Vai ressuscitar?
por A-24, em 06.04.13
Se a teologia da pobreza seria a primeira razão para me afastar do catolicismo, a segunda seria aquilo que eu chamo "o catolicismo de dicionário na mão".Em questões de doutrina, a Igreja é extremamente cuidadosa na utilização das palavras, e o Catecismo da Igreja Católica é um exemplo disso. Cada palavra tem um e apenas um significado, um significado único, e no Catecismo cada palavra é utilizada com toda a sua propriedade e no lugar próprio.
Não é assim quando a discussão desce o nível do povo. Aí cada um atribui a cada palavra um significado próprio e quase pessoal (talvez uma consequência do personalismo católico) e as discussões acabam todas a discutir o significado das palavras, cada um de dicionário na mão (talvez uma consequência do carácter feminino do catolicismo popular e da sua tendência para levar a discussão para as questões acessórias, esquecendo as principais).
Aconteceu assim quando o Papa Francisco pronunciou a célebre frase "Eu gostaria tanto de ter uma Igreja pobre e para os pobres". Não faltou logo quem se apressasse a esclarecer que, quando o Papa disse "pobres" ele não queria dizer pobres, tal como geralmente os entendemos, e que constitui p verdadeiro significado da palavra. Não, ele referia-se a "pobres de coração".
É caso para perguntar: mas se ele queria dizer "pobres de coração" em lugar de "pobres" porque é que não utilizou a expressão "pobres de coração" em lugar de "pobres"? O argumento cheira claramente a batota. Nos países de cultura protestante, os povos de cultura católica têm infelizmente esta reputação que eu julgo, em parte, merecida, que é a de não serem fiáveis, de serem batoteiros.

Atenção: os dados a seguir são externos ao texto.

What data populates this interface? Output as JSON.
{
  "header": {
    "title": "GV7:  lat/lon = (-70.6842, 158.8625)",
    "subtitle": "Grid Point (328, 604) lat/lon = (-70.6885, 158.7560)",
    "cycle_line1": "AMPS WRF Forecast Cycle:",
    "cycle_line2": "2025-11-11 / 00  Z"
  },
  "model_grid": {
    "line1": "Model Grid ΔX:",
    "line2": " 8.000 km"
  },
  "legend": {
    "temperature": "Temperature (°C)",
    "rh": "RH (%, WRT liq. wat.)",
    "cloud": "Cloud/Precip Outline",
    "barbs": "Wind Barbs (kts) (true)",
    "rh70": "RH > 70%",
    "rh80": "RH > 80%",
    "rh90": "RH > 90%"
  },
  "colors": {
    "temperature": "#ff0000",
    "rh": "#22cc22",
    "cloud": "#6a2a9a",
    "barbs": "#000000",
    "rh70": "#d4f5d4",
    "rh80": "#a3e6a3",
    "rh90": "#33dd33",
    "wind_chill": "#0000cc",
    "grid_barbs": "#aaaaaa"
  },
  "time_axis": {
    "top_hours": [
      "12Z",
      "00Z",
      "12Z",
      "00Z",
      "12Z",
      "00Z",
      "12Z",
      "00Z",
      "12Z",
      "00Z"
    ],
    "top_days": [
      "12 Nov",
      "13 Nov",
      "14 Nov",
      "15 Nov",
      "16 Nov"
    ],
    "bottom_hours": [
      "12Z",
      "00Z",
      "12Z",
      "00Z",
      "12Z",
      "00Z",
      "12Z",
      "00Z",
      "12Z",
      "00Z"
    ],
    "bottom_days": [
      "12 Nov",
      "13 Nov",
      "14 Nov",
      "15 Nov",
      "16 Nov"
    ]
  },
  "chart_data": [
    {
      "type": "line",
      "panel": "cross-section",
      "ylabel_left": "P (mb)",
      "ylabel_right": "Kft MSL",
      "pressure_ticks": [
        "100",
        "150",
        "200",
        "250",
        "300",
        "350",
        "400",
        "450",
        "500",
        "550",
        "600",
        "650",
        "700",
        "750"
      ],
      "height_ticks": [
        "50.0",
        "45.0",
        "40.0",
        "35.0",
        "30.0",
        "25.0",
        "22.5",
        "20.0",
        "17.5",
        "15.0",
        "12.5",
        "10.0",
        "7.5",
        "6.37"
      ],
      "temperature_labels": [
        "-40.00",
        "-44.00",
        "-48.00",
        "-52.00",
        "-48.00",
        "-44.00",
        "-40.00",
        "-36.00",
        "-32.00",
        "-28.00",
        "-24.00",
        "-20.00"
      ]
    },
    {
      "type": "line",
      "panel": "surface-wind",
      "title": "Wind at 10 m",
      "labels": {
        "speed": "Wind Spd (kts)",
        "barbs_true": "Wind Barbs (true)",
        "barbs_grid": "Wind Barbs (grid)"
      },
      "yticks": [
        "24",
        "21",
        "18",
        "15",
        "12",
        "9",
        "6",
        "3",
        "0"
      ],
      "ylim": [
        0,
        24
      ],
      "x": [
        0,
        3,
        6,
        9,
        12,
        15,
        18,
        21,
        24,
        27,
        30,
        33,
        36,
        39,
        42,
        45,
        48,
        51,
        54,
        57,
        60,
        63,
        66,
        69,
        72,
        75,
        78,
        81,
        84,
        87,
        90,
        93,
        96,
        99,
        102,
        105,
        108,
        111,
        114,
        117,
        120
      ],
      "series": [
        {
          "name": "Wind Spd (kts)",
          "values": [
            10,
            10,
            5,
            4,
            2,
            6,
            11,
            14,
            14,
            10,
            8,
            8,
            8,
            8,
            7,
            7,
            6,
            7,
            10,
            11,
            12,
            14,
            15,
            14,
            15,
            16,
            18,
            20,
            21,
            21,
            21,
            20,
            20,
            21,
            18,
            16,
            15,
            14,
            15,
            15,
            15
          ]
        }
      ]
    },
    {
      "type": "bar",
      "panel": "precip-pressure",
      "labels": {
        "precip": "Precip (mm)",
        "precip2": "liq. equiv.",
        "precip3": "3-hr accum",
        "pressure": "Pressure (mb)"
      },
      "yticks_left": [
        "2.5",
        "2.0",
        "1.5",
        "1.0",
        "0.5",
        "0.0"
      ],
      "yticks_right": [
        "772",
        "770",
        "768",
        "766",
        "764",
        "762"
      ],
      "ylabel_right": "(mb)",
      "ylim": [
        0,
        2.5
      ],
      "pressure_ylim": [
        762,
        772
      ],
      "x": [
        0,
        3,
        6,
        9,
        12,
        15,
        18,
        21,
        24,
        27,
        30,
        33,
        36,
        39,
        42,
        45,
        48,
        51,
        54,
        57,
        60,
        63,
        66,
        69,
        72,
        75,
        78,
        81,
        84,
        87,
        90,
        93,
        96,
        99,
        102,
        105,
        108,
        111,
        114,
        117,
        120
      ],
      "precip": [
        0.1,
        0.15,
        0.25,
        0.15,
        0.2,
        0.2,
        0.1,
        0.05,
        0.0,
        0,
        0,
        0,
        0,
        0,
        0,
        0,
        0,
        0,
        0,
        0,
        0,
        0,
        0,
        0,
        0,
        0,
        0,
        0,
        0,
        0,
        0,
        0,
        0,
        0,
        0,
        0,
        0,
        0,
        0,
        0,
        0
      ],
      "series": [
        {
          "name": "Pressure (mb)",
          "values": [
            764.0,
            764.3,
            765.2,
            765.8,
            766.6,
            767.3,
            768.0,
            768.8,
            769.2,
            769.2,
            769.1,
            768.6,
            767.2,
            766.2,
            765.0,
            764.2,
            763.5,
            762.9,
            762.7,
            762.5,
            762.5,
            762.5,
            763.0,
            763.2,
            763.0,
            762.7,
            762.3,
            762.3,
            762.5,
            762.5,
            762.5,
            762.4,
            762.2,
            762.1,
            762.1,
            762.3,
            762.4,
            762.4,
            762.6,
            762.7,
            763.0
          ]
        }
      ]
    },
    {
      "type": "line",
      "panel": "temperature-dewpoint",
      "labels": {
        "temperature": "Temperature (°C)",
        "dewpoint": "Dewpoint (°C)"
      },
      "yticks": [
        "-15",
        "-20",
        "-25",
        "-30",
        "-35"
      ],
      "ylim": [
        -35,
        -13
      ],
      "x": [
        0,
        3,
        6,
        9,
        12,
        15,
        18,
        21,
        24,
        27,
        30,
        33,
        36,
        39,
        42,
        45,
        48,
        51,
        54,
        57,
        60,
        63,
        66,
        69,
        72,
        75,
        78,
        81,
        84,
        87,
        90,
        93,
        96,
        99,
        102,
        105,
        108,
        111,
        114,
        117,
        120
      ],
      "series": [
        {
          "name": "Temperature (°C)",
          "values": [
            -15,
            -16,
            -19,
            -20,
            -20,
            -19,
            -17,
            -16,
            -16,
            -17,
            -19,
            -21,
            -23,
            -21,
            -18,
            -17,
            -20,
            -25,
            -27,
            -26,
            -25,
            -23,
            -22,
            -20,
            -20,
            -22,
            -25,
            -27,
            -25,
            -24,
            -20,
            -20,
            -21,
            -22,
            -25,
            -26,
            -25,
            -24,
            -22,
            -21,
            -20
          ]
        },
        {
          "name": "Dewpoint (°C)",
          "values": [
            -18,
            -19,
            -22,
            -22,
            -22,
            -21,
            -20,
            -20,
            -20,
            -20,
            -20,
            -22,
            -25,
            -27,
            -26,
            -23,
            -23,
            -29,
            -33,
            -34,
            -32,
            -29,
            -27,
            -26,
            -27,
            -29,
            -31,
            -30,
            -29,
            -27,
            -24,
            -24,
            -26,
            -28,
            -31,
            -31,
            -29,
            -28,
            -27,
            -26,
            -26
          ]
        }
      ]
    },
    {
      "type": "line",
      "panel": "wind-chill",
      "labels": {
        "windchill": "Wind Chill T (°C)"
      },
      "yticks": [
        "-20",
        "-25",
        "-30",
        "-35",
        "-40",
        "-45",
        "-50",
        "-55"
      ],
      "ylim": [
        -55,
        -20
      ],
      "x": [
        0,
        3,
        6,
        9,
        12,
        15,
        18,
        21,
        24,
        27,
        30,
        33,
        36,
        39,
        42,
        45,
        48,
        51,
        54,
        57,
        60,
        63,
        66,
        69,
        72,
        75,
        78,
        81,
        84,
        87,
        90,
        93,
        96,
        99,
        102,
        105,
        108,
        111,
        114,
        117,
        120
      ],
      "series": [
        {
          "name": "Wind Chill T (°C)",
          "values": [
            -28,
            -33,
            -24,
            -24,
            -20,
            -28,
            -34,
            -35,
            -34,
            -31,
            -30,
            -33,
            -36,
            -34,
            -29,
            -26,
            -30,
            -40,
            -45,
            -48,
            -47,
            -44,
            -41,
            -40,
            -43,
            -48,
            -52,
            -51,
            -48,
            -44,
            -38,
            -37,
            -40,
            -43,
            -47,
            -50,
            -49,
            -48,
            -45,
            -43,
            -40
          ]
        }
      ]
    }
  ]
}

Aquilo que o Papa disse exprime claramente uma "opção preferencial pelos pobres" e isto sugere a teologia da libertação, na realidade, este é o seu lema. Se ele lhe vai dar realidade ou não, se ele lhe vai dar uma realidade extrema ou apenas moderada, é outra questão. Certo é que a teologia da libertação foi condenada pela Igreja Católica nos anos noventa, era o Cardeal Ratzinger Prefeito da Congregação para a Doutrina da Fé.
Vai ressuscitar? Pelas palavras do Papa, eu diria que sim. Vamos ter um catolicismo latino-americano, terceiro-mundista, marxizante e populista, e voltado, em primeiro lugar, para a América Latina. Aliás, as duas primeiras viagens do Papa já estão anunciadas - Brasil e Argentina.